D’un côté, une liste de grands noms qui ont fait les beaux jours de la NBA, certains terminant même au Hall of Fame du basket : Bob McAdoo, James Worthy, Michael Jordan, Vince Carter, Rasheed Wallace, Ty Lawson, et on en passe. A l’image de Harrison Barnes aux Dallas Mavericks, les anciens joueurs de North Carolina sont encore plusieurs à évoluer dans la grande ligue US. A l’opposé, South Carolina n’a jamais été un grand pourvoyeur de talents pour la NBA avec à peine une vingtaine d’anciens Gamecocks passés par le championnat le plus emblématique de la planète balle orange. Les grands noms du passé ? Moins clinquants que ceux de la face plus au nord avec Renaldo Balkman, Alex English ou encore Mike Dunleavy Sr. Et selon les statistiques tenues par le site RealGM, aucun ancien représentant de South Carolina n’évolue cette saison dans la ligue américaine.

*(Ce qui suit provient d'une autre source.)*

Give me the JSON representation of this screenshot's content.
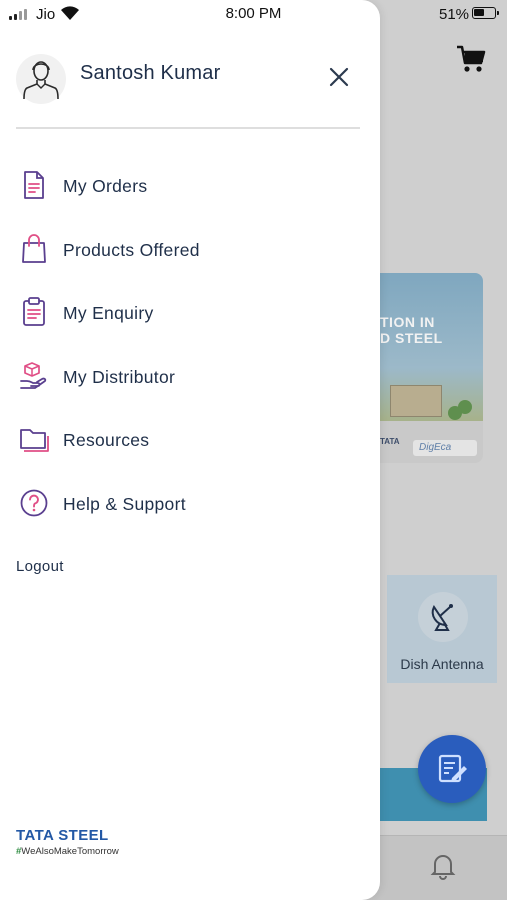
{
  "status_bar": {
    "carrier": "Jio",
    "time": "8:00 PM",
    "battery_percent": "51%",
    "battery_level": 0.51
  },
  "background": {
    "banner_lines": [
      "TION IN",
      "D STEEL"
    ],
    "banner_tata": "TATA",
    "banner_brand": "DigEca",
    "card_label": "Dish Antenna"
  },
  "drawer": {
    "user_name": "Santosh Kumar",
    "close_icon": "close-icon",
    "menu_items": [
      {
        "label": "My Orders",
        "icon": "document-icon"
      },
      {
        "label": "Products Offered",
        "icon": "shopping-bag-icon"
      },
      {
        "label": "My Enquiry",
        "icon": "clipboard-icon"
      },
      {
        "label": "My Distributor",
        "icon": "hand-package-icon"
      },
      {
        "label": "Resources",
        "icon": "folder-icon"
      },
      {
        "label": "Help & Support",
        "icon": "question-circle-icon"
      }
    ],
    "logout_label": "Logout",
    "brand": {
      "name": "TATA STEEL",
      "tagline_hash": "#",
      "tagline": "WeAlsoMakeTomorrow"
    }
  },
  "colors": {
    "text_primary": "#1f2f49",
    "icon_purple": "#5a3f8f",
    "icon_pink": "#e04f86",
    "brand_blue": "#2358a5",
    "fab_blue": "#2a5dbd"
  }
}
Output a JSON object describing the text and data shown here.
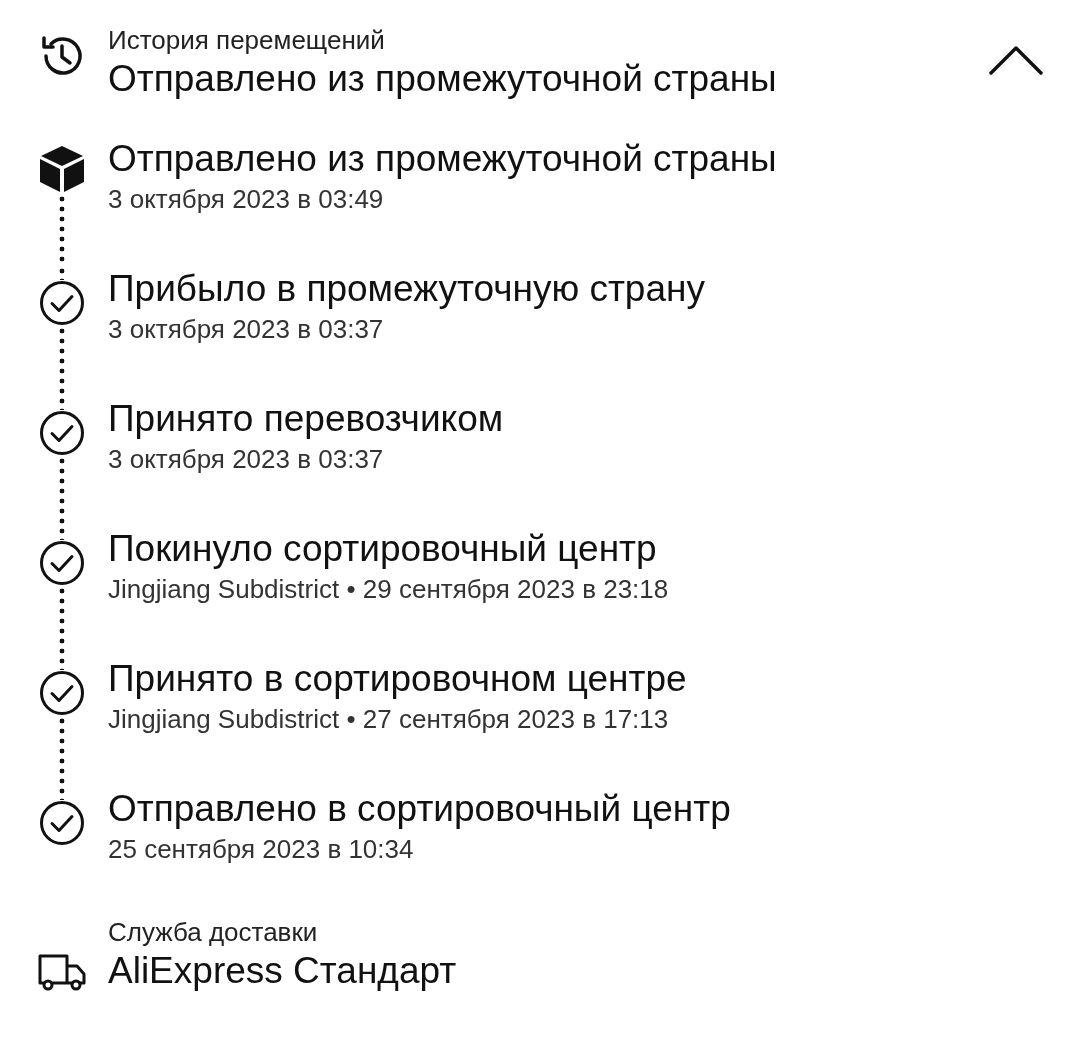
{
  "history": {
    "label": "История перемещений",
    "status": "Отправлено из промежуточной страны",
    "expanded": true
  },
  "events": [
    {
      "kind": "box",
      "title": "Отправлено из промежуточной страны",
      "time": "3 октября 2023 в 03:49"
    },
    {
      "kind": "check",
      "title": "Прибыло в промежуточную страну",
      "time": "3 октября 2023 в 03:37"
    },
    {
      "kind": "check",
      "title": "Принято перевозчиком",
      "time": "3 октября 2023 в 03:37"
    },
    {
      "kind": "check",
      "title": "Покинуло сортировочный центр",
      "time": "Jingjiang Subdistrict • 29 сентября 2023 в 23:18"
    },
    {
      "kind": "check",
      "title": "Принято в сортировочном центре",
      "time": "Jingjiang Subdistrict • 27 сентября 2023 в 17:13"
    },
    {
      "kind": "check",
      "title": "Отправлено в сортировочный центр",
      "time": "25 сентября 2023 в 10:34"
    }
  ],
  "delivery": {
    "label": "Служба доставки",
    "value": "AliExpress Стандарт"
  }
}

Le tir de la gagne de Michael Jordan pour North Carolina lors de la finale universitaire 1982
Le tir de la gagne de Michael Jordan pour North Carolina lors de la finale universitaire 1982

Approche du Final Four 2017 : avantage South

Quand la force de l’habitude devient une faiblesse… Seule université du Final Four 2017 à avoir régulièrement connu ce niveau de la compétition, North Carolina ne peut pas viser autre chose que le titre. Surtout après sa défaite à la dernière seconde contre Villanova en finale l’an dernier. Pour les Tar Heels de cette saison, toute autre chose qu’une participation au Final Four aurait été vu comme un échec. Et désormais, tout autre résultat qu’un couronnement à Phoenix entrerait presque dans la même catégorie. Cela met une drôle de pression sur les épaules, même pour une école habituée à la chose et dont le coach Roy Williams, à la tête de l’équipe depuis 2003 et membre des Halls of Fame du basket et du sport universitaire US, saura trouver les mots pour mettre éviter à ses troupes de trop gamberger avant leur demie contre Oregon. Tout l’inverse de ce que vont ressentir les Gamecocks, quoi. A l’orée de cette saison, les imaginer au Final Four relevait du rêve utopique de supporter. Lors du tournoi, hormis lors du premier tour face à Marquette, beaucoup prédisaient la défaite de la tête de série numéro 7 de la région Est à chaque étape. Mais ils ont passé Duke. Puis Baylor et Florida. Le genre de parcours qui vous fabrique une confiance XXL. Désormais, c’est Gonzaga qui les attend. Et qui sera encore favori. South Carolina n’a rien à perdre. C’est ce qui les rend si dangereux.